Key points in the NC SBE to_l1 implementation:

  • Vote mode columns map directly. NC SBE is the only source where all four mode fields (election_day, one_stop, absentee_by_mail, provisional) are always present. No row-level aggregation is needed, unlike MEDSL where modes are separate rows.
  • Contest Type drives office classification. The C/S flag tells us immediately whether a race is local or statewide, reducing the keyword classifier’s job.
  • Name decomposition uses NC SBE conventions. Nicknames are in parentheses (not double quotes as in MEDSL). Suffixes follow commas. The parser for NC SBE and the parser for MEDSL call different name-parsing functions.

Adding a new source

To add a new source (e.g., a state portal for Ohio):

  1. Define OhioRawRecord with fields matching the source schema.
  2. Implement SourceParser for OhioSource.
  3. Write parse to handle the source format (CSV, TSV, XML, JSON).
  4. Write to_l1 to normalize names, classify contests, enrich FIPS codes, and compute hashes.
  5. Add the source to the SourceType enum.
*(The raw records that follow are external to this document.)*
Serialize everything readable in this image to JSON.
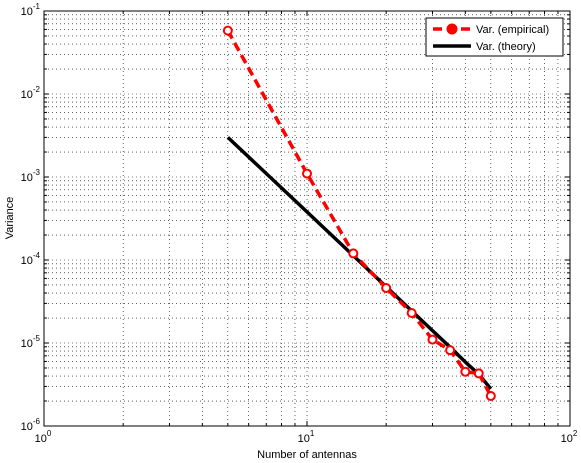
{
  "chart_data": {
    "type": "line",
    "xscale": "log",
    "yscale": "log",
    "xlim": [
      1,
      100
    ],
    "ylim": [
      1e-06,
      0.1
    ],
    "grid": "major and minor (dotted)",
    "legend_position": "top-right",
    "xlabel": "Number of antennas",
    "ylabel": "Variance",
    "x_ticks": [
      {
        "base": "10",
        "exp": "0",
        "value": 1
      },
      {
        "base": "10",
        "exp": "1",
        "value": 10
      },
      {
        "base": "10",
        "exp": "2",
        "value": 100
      }
    ],
    "y_ticks": [
      {
        "base": "10",
        "exp": "-6",
        "value": 1e-06
      },
      {
        "base": "10",
        "exp": "-5",
        "value": 1e-05
      },
      {
        "base": "10",
        "exp": "-4",
        "value": 0.0001
      },
      {
        "base": "10",
        "exp": "-3",
        "value": 0.001
      },
      {
        "base": "10",
        "exp": "-2",
        "value": 0.01
      },
      {
        "base": "10",
        "exp": "-1",
        "value": 0.1
      }
    ],
    "series": [
      {
        "name": "Var. (empirical)",
        "color": "#ff0000",
        "line_style": "dashed",
        "marker": "circle",
        "x": [
          5,
          10,
          15,
          20,
          25,
          30,
          35,
          40,
          45,
          50
        ],
        "y": [
          0.058,
          0.0011,
          0.00012,
          4.6e-05,
          2.3e-05,
          1.1e-05,
          8.2e-06,
          4.5e-06,
          4.3e-06,
          2.3e-06
        ]
      },
      {
        "name": "Var. (theory)",
        "color": "#000000",
        "line_style": "solid",
        "marker": "none",
        "x": [
          5,
          10,
          15,
          20,
          25,
          30,
          35,
          40,
          45,
          50
        ],
        "y": [
          0.003,
          0.00038,
          0.000113,
          4.76e-05,
          2.44e-05,
          1.41e-05,
          8.9e-06,
          5.9e-06,
          4.2e-06,
          2.8e-06
        ]
      }
    ]
  }
}
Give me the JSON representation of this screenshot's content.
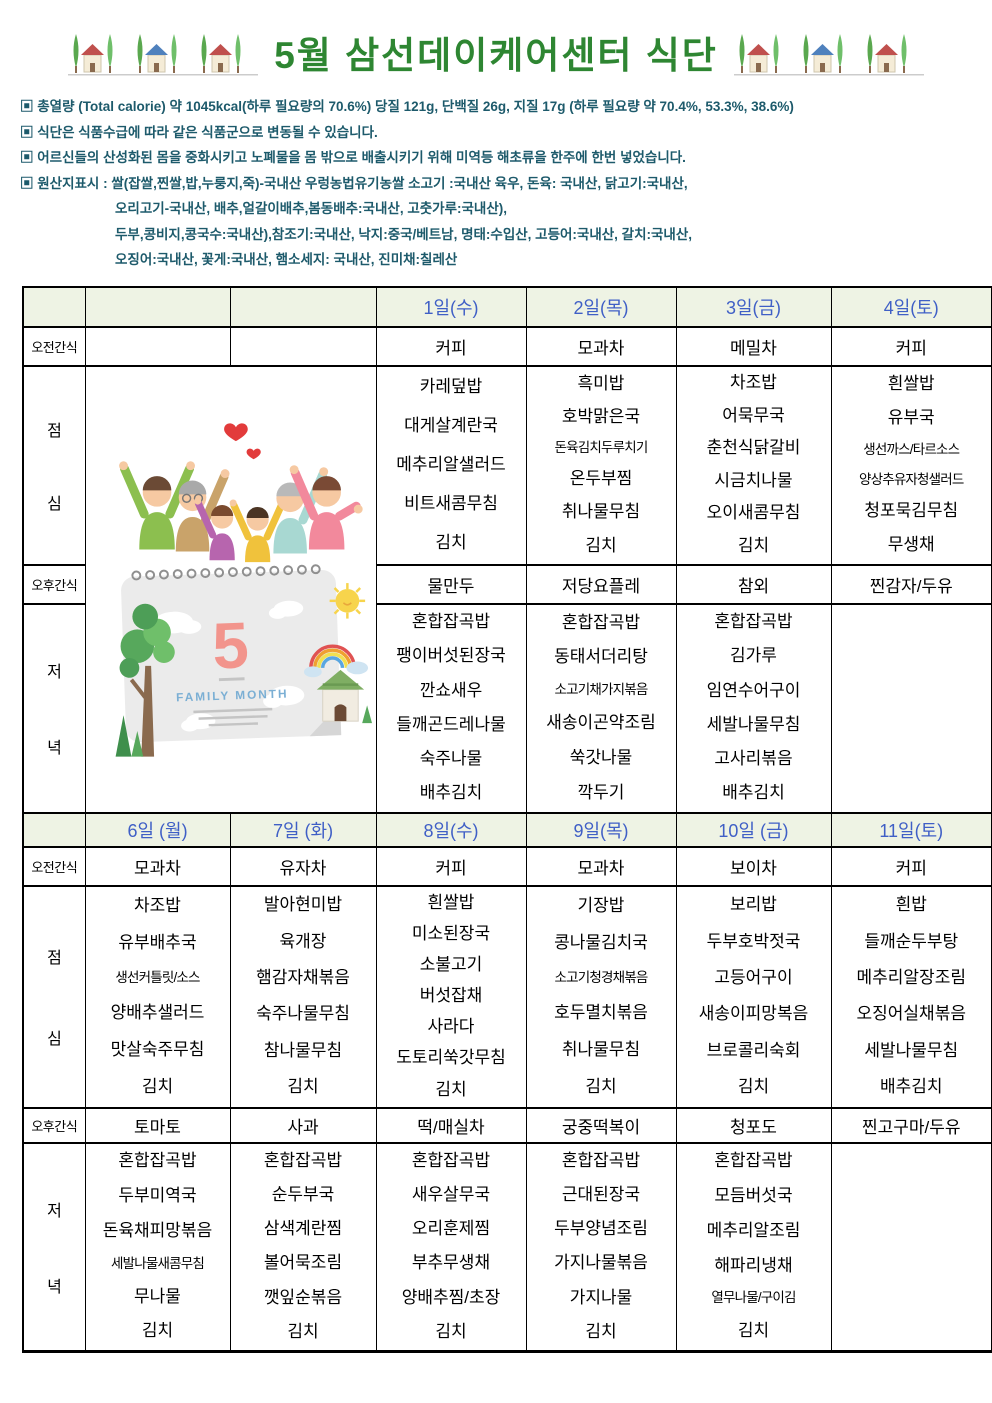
{
  "title": "5월 삼선데이케어센터 식단",
  "colors": {
    "title_green": "#2e8632",
    "day_header_blue": "#3f5fc6",
    "header_row_bg": "#eef3e4",
    "notes_teal": "#1d5a6b",
    "calendar_pink": "#f2948c",
    "family_month_blue": "#7bafd4"
  },
  "notes": [
    "▣ 총열량 (Total calorie) 약 1045kcal(하루 필요량의 70.6%) 당질 121g, 단백질 26g, 지질 17g  (하루 필요량 약 70.4%, 53.3%, 38.6%)",
    "▣ 식단은 식품수급에 따라 같은 식품군으로 변동될 수 있습니다.",
    "▣ 어르신들의 산성화된 몸을 중화시키고 노폐물을 몸 밖으로 배출시키기 위해 미역등 해초류을 한주에 한번 넣었습니다.",
    "▣ 원산지표시 : 쌀(잡쌀,찐쌀,밥,누룽지,죽)-국내산 우렁농법유기농쌀  소고기 :국내산 육우, 돈육: 국내산, 닭고기:국내산,"
  ],
  "notes_continuation": [
    "오리고기-국내산,  배추,얼갈이배추,봄동배추:국내산, 고춧가루:국내산),",
    "두부,콩비지,콩국수:국내산),참조기:국내산, 낙지:중국/베트남, 명태:수입산, 고등어:국내산, 갈치:국내산,",
    "오징어:국내산, 꽃게:국내산, 햄소세지: 국내산, 진미채:칠레산"
  ],
  "calendar_graphic": {
    "month": "5",
    "caption": "FAMILY MONTH"
  },
  "table": {
    "row_labels": {
      "morning_snack": "오전간식",
      "lunch": [
        "점",
        "심"
      ],
      "afternoon_snack": "오후간식",
      "dinner": [
        "저",
        "녁"
      ]
    },
    "week1": {
      "days": [
        "1일(수)",
        "2일(목)",
        "3일(금)",
        "4일(토)"
      ],
      "morning_snack": [
        "커피",
        "모과차",
        "메밀차",
        "커피"
      ],
      "lunch": [
        [
          "카레덮밥",
          "대게살계란국",
          "메추리알샐러드",
          "비트새콤무침",
          "김치"
        ],
        [
          "흑미밥",
          "호박맑은국",
          "돈육김치두루치기",
          "온두부찜",
          "취나물무침",
          "김치"
        ],
        [
          "차조밥",
          "어묵무국",
          "춘천식닭갈비",
          "시금치나물",
          "오이새콤무침",
          "김치"
        ],
        [
          "흰쌀밥",
          "유부국",
          "생선까스/타르소스",
          "양상추유자청샐러드",
          "청포묵김무침",
          "무생채"
        ]
      ],
      "afternoon_snack": [
        "물만두",
        "저당요플레",
        "참외",
        "찐감자/두유"
      ],
      "dinner": [
        [
          "혼합잡곡밥",
          "팽이버섯된장국",
          "깐쇼새우",
          "들깨곤드레나물",
          "숙주나물",
          "배추김치"
        ],
        [
          "혼합잡곡밥",
          "동태서더리탕",
          "소고기채가지볶음",
          "새송이곤약조림",
          "쑥갓나물",
          "깍두기"
        ],
        [
          "혼합잡곡밥",
          "김가루",
          "임연수어구이",
          "세발나물무침",
          "고사리볶음",
          "배추김치"
        ],
        []
      ]
    },
    "week2": {
      "days": [
        "6일 (월)",
        "7일 (화)",
        "8일(수)",
        "9일(목)",
        "10일 (금)",
        "11일(토)"
      ],
      "morning_snack": [
        "모과차",
        "유자차",
        "커피",
        "모과차",
        "보이차",
        "커피"
      ],
      "lunch": [
        [
          "차조밥",
          "유부배추국",
          "생선커틀릿/소스",
          "양배추샐러드",
          "맛살숙주무침",
          "김치"
        ],
        [
          "발아현미밥",
          "육개장",
          "햄감자채볶음",
          "숙주나물무침",
          "참나물무침",
          "김치"
        ],
        [
          "흰쌀밥",
          "미소된장국",
          "소불고기",
          "버섯잡채",
          "사라다",
          "도토리쑥갓무침",
          "김치"
        ],
        [
          "기장밥",
          "콩나물김치국",
          "소고기청경채볶음",
          "호두멸치볶음",
          "취나물무침",
          "김치"
        ],
        [
          "보리밥",
          "두부호박젓국",
          "고등어구이",
          "새송이피망복음",
          "브로콜리숙회",
          "김치"
        ],
        [
          "흰밥",
          "들깨순두부탕",
          "메추리알장조림",
          "오징어실채볶음",
          "세발나물무침",
          "배추김치"
        ]
      ],
      "afternoon_snack": [
        "토마토",
        "사과",
        "떡/매실차",
        "궁중떡복이",
        "청포도",
        "찐고구마/두유"
      ],
      "dinner": [
        [
          "혼합잡곡밥",
          "두부미역국",
          "돈육채피망볶음",
          "세발나물새콤무침",
          "무나물",
          "김치"
        ],
        [
          "혼합잡곡밥",
          "순두부국",
          "삼색계란찜",
          "볼어묵조림",
          "깻잎순볶음",
          "김치"
        ],
        [
          "혼합잡곡밥",
          "새우살무국",
          "오리훈제찜",
          "부추무생채",
          "양배추찜/초장",
          "김치"
        ],
        [
          "혼합잡곡밥",
          "근대된장국",
          "두부양념조림",
          "가지나물볶음",
          "가지나물",
          "김치"
        ],
        [
          "혼합잡곡밥",
          "모듬버섯국",
          "메추리알조림",
          "해파리냉채",
          "열무나물/구이김",
          "김치"
        ],
        []
      ]
    }
  }
}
The pipeline infrastructure — streaming, partitioning, JSONL serialization, hash chaining — is reused without modification. The only new code is the source-specific parsing and normalization logic in the trait implementation.

Error handling

Both parse and to_l1 return Result. Errors are not fatal. A row that fails to parse (malformed TSV, non-integer vote count, encoding issue) produces an error that the pipeline routes to a quarantine log. Processing continues with the next row.

MEDSL’s votes column contains 12,782 non-integer values out of 12.3M rows (0.1%) in 2022. These rows are quarantined at parse time, logged with the source file name and row number, and excluded from L1 output. The quarantine log is itself a JSONL file, enabling post-processing review.